An Indian professor says Karbala's enduring message of resisting tyranny strikes a chord with not only Indian Muslims but Hindus and followers of other faiths as well.
Professor Balram Shukla, the Director of the Swami Vivekananda Cultural Centre in Tehran, made these remarks in an interview on Press TV's weekly show The Subcontinent, aired on Friday.
Shukla called Imam Hussain (AS) “the epitome of the struggle against tyranny and untruthfulness,” saying he is revered by people of different religious denominations, including Hindus.
“India is a syncretism of all cultures which you can find on the surface of Earth. A variety of cultures live together and maintain peace. And in this colorful India, one of the brightest colors, I think, is that of Muharram and that of Imam Hussain (AS)," Prof. Shukla said.
"In all parts of India, we find that Muharram is observed, mourning is observed, and people find themselves close to the imam and there’re many localized traditions which are not visible even in Iran or other parts of the world."
Shukla, a Hindu, also spoke about his personal experience of observing Muharram commemorations, which are part of the rich cultural heritage of India and an example of interfaith harmony.
“I’m from the city of Gorakhpur in the (northern Indian) state of Uttar Pradesh, and there is an Imambara (Hosseniyah). Imambara is a specific place for mourning Imam Hussain’s (AS) martyrdom," he stated, adding that people of all religions go there and "mourn for Imam, observe the mourning and Tazia (a recreation of the scenes of Karbala)."
"During my childhood, we used to be there for ceremonies in which scholars recounted the events of Karbala. We didn't even know who Imam was. We didn't know that he belonged to an Arab country. We thought that he was from our village. So people always feel this emotional proximity to Imam Hussain (AS).”
He said Indian people from various religious backgrounds understand the message of Karbala, which is fighting injustice and standing on the right side of history.
The Indian cultural house director said that at various places in mainland India, Hindu families have been holding Tazia processions for hundreds of years, believing that Imam Hussain (AS), as an embodiment of piety, courage, and sacrifice, and someone who belongs to the whole of mankind.
“Karbala was an event which could transcend the locality, the geography, the ethnicity, even the religion, even Islam. This is not something exclusive to Muslims. All human beings of each and every ethnicity find themselves close to imam because of the special message that Karbala sends,” he said.

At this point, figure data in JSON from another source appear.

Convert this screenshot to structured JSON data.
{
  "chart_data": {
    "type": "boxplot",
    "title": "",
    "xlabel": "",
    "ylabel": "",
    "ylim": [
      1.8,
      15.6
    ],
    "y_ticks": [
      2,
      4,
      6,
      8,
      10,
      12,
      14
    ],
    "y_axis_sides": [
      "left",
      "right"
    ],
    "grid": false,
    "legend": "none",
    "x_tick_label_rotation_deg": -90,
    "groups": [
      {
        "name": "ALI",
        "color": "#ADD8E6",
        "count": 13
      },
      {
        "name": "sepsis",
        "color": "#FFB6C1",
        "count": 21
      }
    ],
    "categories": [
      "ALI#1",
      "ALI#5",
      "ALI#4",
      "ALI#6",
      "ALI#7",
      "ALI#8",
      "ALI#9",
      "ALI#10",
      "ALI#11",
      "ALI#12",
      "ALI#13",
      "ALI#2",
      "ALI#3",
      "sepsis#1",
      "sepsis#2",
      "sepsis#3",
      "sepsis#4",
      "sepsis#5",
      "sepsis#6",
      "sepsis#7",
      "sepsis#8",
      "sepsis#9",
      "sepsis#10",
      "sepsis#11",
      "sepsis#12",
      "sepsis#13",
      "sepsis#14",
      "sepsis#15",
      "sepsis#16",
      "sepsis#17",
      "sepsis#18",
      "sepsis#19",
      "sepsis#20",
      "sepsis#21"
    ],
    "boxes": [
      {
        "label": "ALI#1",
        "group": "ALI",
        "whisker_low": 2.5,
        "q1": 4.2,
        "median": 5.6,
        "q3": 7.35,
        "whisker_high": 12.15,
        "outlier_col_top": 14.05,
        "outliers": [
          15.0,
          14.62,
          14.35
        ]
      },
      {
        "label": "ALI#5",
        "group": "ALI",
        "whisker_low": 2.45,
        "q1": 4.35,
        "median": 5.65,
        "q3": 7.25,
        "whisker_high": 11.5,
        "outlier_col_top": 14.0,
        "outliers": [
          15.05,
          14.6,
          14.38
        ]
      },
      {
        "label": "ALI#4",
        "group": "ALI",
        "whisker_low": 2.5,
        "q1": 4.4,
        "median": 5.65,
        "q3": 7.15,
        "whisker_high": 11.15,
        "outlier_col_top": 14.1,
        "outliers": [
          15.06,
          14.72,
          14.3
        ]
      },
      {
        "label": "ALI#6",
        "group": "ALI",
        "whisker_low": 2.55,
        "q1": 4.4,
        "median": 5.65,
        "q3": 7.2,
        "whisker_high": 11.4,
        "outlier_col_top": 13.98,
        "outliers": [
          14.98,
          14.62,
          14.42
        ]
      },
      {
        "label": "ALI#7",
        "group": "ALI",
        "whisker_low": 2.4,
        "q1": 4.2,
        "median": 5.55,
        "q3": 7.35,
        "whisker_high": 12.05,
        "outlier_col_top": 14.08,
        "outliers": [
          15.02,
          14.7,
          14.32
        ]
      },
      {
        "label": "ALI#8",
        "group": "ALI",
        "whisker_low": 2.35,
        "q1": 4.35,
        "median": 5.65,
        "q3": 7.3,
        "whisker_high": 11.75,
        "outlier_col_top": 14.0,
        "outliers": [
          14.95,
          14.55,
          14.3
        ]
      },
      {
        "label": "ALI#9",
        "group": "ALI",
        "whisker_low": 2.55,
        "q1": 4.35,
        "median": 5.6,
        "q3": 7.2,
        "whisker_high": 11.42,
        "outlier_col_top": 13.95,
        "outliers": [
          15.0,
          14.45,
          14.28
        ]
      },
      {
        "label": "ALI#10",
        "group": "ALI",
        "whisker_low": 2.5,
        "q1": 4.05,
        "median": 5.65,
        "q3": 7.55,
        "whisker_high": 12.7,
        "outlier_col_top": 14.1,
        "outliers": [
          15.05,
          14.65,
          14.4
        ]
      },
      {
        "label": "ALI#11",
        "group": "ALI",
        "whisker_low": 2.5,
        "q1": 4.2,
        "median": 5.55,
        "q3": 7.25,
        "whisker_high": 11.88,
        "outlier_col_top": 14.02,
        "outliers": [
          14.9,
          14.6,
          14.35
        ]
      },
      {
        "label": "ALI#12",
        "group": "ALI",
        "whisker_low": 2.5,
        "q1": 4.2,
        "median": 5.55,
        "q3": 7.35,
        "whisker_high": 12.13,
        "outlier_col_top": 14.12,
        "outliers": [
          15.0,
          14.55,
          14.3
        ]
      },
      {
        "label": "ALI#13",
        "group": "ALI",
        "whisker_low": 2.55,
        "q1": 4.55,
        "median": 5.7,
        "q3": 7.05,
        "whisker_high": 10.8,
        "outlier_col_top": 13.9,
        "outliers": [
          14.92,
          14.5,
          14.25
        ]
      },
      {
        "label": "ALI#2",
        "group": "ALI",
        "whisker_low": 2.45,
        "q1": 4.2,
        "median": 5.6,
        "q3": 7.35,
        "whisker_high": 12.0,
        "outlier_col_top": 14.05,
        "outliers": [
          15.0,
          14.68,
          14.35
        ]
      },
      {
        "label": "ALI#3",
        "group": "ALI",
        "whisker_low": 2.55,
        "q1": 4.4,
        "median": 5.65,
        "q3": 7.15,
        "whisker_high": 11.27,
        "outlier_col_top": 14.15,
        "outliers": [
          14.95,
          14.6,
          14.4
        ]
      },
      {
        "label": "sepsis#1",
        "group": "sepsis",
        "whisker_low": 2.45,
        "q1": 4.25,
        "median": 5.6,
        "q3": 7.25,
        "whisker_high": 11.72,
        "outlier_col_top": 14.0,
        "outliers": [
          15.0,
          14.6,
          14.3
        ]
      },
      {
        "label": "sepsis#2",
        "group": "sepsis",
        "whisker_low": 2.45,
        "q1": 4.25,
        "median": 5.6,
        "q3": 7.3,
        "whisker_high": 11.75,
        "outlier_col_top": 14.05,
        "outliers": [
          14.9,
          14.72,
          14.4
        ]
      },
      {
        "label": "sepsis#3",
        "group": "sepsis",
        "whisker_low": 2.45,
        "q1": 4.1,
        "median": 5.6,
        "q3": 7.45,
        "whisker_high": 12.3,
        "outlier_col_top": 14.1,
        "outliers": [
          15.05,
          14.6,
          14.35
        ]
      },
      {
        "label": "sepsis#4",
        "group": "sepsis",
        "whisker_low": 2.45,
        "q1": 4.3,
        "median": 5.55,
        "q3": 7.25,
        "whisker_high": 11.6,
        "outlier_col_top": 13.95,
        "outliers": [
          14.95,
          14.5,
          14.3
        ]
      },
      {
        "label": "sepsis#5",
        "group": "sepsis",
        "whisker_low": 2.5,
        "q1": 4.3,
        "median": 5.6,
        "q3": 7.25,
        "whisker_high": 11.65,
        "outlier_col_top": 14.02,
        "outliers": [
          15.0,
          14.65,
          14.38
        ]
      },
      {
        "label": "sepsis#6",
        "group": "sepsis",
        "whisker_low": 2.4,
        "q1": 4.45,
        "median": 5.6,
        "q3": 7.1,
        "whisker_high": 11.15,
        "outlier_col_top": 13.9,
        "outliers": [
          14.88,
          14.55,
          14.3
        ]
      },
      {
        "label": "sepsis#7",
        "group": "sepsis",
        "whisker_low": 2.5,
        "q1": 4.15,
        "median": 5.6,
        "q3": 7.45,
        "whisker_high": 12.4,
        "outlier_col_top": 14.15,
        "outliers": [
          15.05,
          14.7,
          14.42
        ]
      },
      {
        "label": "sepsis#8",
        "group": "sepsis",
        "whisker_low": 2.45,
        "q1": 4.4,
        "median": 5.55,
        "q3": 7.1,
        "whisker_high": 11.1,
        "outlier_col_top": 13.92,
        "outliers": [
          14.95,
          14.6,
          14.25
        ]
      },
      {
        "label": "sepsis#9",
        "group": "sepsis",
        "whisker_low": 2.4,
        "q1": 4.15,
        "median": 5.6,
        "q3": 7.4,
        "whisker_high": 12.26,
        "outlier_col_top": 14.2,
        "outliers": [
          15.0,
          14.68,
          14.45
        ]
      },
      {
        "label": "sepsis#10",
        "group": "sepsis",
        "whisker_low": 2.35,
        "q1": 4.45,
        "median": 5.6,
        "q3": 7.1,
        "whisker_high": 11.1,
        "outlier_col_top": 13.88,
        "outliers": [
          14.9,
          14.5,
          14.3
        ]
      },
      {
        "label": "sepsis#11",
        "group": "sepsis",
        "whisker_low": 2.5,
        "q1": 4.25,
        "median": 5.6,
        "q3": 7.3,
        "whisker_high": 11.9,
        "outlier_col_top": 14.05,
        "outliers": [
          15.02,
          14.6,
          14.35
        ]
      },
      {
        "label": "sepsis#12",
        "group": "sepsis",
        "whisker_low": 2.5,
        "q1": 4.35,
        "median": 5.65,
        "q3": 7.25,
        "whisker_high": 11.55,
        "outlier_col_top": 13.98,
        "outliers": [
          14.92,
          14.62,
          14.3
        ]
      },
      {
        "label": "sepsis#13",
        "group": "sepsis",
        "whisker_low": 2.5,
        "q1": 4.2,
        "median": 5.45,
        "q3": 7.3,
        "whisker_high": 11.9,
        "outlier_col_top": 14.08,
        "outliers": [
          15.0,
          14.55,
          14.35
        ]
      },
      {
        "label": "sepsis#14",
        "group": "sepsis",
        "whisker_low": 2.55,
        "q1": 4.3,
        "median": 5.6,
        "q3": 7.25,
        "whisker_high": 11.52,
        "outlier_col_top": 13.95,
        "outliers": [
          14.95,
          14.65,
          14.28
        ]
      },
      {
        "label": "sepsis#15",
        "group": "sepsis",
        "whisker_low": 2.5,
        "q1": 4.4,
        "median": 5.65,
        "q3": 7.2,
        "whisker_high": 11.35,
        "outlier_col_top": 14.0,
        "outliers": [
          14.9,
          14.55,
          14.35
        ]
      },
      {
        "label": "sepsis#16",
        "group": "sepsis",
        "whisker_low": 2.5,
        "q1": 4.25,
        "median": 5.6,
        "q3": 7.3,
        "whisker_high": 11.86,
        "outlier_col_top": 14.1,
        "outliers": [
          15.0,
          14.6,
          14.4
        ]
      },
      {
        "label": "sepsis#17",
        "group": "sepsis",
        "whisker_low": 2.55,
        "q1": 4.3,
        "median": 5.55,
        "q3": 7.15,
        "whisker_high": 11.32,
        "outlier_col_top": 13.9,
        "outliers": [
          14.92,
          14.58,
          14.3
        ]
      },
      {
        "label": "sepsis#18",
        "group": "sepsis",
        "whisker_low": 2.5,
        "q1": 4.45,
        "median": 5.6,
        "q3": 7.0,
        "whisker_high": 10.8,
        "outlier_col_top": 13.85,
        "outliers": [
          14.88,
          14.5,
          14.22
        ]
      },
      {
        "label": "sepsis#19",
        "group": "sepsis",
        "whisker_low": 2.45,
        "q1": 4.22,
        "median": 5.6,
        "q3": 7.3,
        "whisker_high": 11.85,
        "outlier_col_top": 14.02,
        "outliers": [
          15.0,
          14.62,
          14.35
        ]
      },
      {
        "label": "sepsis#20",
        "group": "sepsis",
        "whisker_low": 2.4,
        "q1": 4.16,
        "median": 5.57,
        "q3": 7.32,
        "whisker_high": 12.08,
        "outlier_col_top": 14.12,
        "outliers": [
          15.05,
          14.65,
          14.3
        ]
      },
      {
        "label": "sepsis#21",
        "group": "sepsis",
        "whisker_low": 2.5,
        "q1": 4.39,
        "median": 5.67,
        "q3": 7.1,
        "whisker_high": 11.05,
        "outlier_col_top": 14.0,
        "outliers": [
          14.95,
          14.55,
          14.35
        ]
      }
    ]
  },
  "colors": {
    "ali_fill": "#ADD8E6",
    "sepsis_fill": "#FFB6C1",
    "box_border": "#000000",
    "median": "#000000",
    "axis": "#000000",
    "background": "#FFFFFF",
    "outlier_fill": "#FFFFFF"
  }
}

“Karbala sends the message that even if you seem to be small, even if you seem to be weak, you should not give up the side of truth, and ultimately you will triumph. You will win. Your enemy, which is untruthful, might seem to be invincible. But he is not invincible because he is not on the side of truth. So being true and struggling for truth is the message which influences all the humanity, despite the differences of ethnicity, religion, and borders."
On why Imam Hussain (AS) is so popular in Hindu-majority South Asian country, he said the Indian people’s love for Prophet Mohammad’s (PBUH) grandson has its roots in India’s history and its eastern culture that has been intertwined with the Islamic culture for centuries.
He hastened to add that many books and poems have been written about the third Shia imam by Hindu scholars and poets over the centuries.
“There are many causes why Muharram is so popular in India. The first thing is that it is a national holiday in India, though Muslims are not in such large numbers as Hindus. Shias are very less than that, among all Muslims. Still, we have a national holiday, and everyone wants to know what the Muharram is,” he said, referring to Ashura being the national holiday in India.
“Many Hindu poets have composed poetry and poetic recitations called Nohas and Marsiya about Imam Hussain. A great scholar named Dharmendra Nath has collected the plethora of writings of Hindus about the Imam in a great voluminous book called Mourning of Imam Hussain," Prof. Shukla said.
"Notably, famed Indian author Munshi Premchand, who is called the emperor of Hindi and Urdu novelists, has written a very renowned drama about Karbala which is also named Karbala. It has been translated into several languages. These show how much this movement is universal. It does not only belong to Indian Muslims or Shia but all the sects in India."
The Indian professor of Persian language and literature said India's independence hero Mahatma Gandhi was also hugely influenced by Imam Hussain and his fight against oppression, likening his battle against British colonialism to Imam Hussain’s fight against the Umayyad ruler Yazid.
“Mahatma Gandhi was very much influenced by Prophet Muhammad (PBUH) and his grandsons. The fact is that the movement of Gandhi and the movement of Imam Hussain were very much similar. Imam Hussain bravely stood against Yazid, despite the fact the odds of him overcoming Yazid were low," he remarked.
"For Gandhi, the tyrants, which were the British, seemed to be invincible in those days. No one thought that these armless people can do something bad to the British army. But Gandhi believed in truth and stood on the side of truth and he could do what all of the armies could not do. So, his battle was similar to that of Imam Hussein, who with his few followers did something that even now that hundreds of years have passed since his martyrdom, we curse his enemies."